Gray-Scott system of equations
Gray Scott U variable
We use the Gray-Scott as a simple reaction-diffusion 2 variable system of equations. The evolution of the variables are driven by a Laplacian operator, feed and kill concentration rates and a random source term in U.
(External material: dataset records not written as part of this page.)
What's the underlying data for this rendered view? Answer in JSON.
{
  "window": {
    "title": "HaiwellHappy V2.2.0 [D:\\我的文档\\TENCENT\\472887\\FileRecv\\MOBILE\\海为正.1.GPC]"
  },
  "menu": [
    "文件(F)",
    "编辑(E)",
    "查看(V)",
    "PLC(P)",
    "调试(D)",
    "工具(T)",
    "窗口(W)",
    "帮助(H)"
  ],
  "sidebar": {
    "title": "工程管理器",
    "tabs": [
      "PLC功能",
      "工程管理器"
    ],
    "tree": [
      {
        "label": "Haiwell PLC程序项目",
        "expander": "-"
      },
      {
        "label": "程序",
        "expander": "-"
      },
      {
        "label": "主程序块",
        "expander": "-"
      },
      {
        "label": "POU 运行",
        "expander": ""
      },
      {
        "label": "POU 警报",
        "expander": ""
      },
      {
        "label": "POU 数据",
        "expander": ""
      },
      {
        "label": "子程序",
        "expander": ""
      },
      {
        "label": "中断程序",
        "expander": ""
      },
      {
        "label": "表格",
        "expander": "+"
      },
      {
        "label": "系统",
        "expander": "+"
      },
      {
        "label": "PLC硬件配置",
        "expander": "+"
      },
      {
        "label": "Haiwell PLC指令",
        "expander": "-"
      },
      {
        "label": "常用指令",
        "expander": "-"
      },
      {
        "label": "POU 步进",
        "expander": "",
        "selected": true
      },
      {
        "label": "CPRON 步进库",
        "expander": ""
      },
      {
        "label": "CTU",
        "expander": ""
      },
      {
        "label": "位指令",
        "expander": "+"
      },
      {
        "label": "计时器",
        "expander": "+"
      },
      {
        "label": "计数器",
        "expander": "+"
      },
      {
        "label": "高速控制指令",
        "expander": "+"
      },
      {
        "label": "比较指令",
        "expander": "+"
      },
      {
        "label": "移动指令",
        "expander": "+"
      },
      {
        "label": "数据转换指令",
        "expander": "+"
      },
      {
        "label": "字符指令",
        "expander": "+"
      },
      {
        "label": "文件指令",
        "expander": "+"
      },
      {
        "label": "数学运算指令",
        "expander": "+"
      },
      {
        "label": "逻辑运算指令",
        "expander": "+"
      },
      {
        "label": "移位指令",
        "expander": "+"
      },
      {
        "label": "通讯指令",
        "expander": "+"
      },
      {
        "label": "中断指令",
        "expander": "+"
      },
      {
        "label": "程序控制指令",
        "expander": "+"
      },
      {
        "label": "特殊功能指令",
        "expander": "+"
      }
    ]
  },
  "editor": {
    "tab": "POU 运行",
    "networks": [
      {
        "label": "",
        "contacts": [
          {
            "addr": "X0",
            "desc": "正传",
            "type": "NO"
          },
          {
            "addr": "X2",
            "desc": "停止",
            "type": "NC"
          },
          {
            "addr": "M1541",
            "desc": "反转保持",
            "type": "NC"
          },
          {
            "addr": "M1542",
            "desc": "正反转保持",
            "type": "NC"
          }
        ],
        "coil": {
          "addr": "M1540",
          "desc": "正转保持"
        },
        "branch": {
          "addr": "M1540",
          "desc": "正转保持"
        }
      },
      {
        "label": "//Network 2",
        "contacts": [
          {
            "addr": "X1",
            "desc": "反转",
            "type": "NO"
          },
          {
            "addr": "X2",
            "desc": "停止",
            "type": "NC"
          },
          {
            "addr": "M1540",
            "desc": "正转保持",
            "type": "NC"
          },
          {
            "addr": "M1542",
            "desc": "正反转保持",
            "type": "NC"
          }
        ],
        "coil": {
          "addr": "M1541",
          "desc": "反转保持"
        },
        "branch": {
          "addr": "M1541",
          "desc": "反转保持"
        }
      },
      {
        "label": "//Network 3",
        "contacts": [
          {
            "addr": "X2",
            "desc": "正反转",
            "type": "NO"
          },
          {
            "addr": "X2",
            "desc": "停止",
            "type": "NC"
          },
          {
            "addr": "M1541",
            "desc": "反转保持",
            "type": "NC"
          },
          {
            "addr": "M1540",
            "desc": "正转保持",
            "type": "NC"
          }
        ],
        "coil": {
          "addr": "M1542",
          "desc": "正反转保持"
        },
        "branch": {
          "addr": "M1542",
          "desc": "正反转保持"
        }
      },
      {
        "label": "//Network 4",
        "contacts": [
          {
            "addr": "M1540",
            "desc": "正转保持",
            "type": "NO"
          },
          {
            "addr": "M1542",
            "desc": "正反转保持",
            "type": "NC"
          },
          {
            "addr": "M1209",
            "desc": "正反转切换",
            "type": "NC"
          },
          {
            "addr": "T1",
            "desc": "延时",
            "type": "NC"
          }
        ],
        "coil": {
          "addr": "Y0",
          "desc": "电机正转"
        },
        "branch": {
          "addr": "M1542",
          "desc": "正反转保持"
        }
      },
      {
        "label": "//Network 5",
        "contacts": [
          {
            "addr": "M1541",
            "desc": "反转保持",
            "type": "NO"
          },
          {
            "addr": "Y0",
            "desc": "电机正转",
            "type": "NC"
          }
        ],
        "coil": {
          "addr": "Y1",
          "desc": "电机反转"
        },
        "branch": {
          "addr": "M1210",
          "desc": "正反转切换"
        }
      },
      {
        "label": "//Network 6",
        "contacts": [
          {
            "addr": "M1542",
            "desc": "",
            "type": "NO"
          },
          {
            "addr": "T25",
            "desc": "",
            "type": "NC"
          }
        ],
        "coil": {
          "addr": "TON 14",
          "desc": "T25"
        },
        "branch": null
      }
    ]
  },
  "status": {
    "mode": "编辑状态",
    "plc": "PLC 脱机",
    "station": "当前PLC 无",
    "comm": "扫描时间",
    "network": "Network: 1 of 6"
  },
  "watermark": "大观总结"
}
\[\frac{∂U}{∂t} = D_U \cdot \left[ \frac{∂^2U}{∂x^2} + \frac{∂^2U}{∂y^2} + \frac{∂^2U}{∂z^2}\right] - U \cdot V^2 + F \cdot (1-U) + n \cdot r\] \[\frac{∂V}{∂t} = D_V \cdot \left[ \frac{∂^2V}{∂x^2} + \frac{∂^2U}{∂y^2} + \frac{∂^2U}{∂z^2}\right] + U \cdot V^2 - \left( F + k \right) \cdot V\]where:
Outputs:
- \(U\) and \(V\) are the concentrations of two reacting and diffusing chemicals
Inputs:
- \(D_u\) and \(D_v\) are the respective diffusion rates
- \(F\) is the feed rate of \(U\) into the system
- \(k\) is the kill rate of \(V\) from the system
- \(n\) is the magnitude of the noise to be added to the system
- \(r\) is a normalized random number between -1 and 1
Discretization and 3D Stencil Solver
We just apply the classical finite difference method to the time \(t\) and spatial independent variables on a normalized \(\Delta\,x = \Delta\,y = \Delta\,z = 1\) three-dimensional (3D) grid mesh:
\[U_{t+1, i,j,k} = U_{t, i,j,k} + \Delta t \left [ D_U \cdot \nabla^2 U_{t,i,j,k} - U_{t,i,j,k} \cdot V_{t,i,j,k}^2 + F \cdot (1-U_{t,i,j,k}) + n \cdot r_{t,i,j,k} \right ]\] \[V_{t+1, i,j,k} = V_{t, i,j,k} + \Delta t \left [ D_V \cdot \nabla^2 V_{t,i,j,k} + U_{t,i,j,k} \cdot V_{t,i,j,k}^2 - \left ( F + k \right) \cdot V_{t,i,j,k} \right ]\]where the Laplacian operator is defined for the 3D 7-point stencil in normalized spatial units:
\[\nabla^2 U_{t,i,j,k} = U_{t,i-1,j,k} + U_{t,i+1,j,k} + U_{t,i,j-1,k} + U_{t,i,j+1,k} + U_{t,i,j,k-1} + U_{t,i,j,k+1} - 6 \cdot U_{t,i,j,k}\]where \(\Delta t\) is an input timestep variable.
3D 7-point stencil
Since each new timestep value for U and V only depends on neighboring values the problem is parallelizable on CPU and GPU providing an extra memory allocation for U and V field values.